Some sort of tax on e-commerce would seem equitable, given that bricks and mortar companies have been forced out of business as a direct consequence of the government’s own lockdown policies.

But given the precedent now set by the USA, Canada and elsewhere, the legalisation and consequent taxation of cannabis would seem to be a no-brainer. After all, since cannabis use in the UK is effectively decriminalised anyway, making the de-facto reality official and above board would involve little more than the stroke of a pen. Then, the entrepreneurial companies can move into the space, clean up the seedier side of the industry, and turn a small part of the black economy legitimate.

Such a move wouldn’t solve all Rishi Sunak’s problems. But the precedents are there.

In just under two years between early 2018 and late 2019, California’s cannabis sales generated US$411.3mln in excise tax, US$98.9mln in cultivation tax, and US$335.1mln in sales tax. Cannabis sales in Colorado in 2019 were valued at US$1.7bn, and overall sales in the US are expected to triple over the next three years to more than US$30bn.

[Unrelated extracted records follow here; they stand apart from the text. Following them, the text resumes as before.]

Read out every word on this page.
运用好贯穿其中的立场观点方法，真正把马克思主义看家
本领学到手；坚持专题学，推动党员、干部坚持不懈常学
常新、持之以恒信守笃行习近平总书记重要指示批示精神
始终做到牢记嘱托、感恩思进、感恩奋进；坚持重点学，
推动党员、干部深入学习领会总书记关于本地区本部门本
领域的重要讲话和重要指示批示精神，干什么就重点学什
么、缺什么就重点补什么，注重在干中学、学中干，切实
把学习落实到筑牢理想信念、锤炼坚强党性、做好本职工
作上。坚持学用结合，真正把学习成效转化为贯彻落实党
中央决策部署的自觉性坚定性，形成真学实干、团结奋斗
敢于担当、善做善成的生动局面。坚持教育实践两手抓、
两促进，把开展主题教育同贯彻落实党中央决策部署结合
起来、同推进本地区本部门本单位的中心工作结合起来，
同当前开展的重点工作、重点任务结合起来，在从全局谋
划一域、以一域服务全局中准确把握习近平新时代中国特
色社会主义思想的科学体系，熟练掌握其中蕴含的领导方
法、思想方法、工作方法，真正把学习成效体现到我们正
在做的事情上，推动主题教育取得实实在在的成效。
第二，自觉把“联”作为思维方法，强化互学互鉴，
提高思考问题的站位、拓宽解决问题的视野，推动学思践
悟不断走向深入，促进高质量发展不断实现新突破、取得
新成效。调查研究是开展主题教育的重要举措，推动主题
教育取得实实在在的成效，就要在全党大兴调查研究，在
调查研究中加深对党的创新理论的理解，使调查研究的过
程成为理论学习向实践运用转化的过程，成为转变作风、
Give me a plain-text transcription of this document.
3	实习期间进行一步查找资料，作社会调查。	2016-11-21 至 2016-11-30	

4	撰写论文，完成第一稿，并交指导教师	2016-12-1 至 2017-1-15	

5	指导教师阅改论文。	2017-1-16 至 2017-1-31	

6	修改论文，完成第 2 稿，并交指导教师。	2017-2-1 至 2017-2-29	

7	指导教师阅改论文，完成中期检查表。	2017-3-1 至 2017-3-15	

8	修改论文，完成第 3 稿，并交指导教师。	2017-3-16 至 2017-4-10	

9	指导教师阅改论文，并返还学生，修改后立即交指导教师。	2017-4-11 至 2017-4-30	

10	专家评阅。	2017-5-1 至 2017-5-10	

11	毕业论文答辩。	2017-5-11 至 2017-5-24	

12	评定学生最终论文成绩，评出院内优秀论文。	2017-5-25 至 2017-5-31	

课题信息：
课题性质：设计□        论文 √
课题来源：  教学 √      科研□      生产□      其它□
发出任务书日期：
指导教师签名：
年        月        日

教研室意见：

The UK’s economy is smaller and structured differently. But there’s no doubt that, as with electric vehicles, this is a growth industry. The UK government has been falling over itself to help out the nascent lithium and battery metals industry that’s currently growing up at breakneck speed in Cornwall.

But isn’t it time it also took a leaf out of Elon Musk’s playbook, and properly investigated the effects of cannabis on its own fiscal wellbeing. Conservative governments are by their nature cautious. But amongst up-and-coming generations of voters this could well be a vote winner.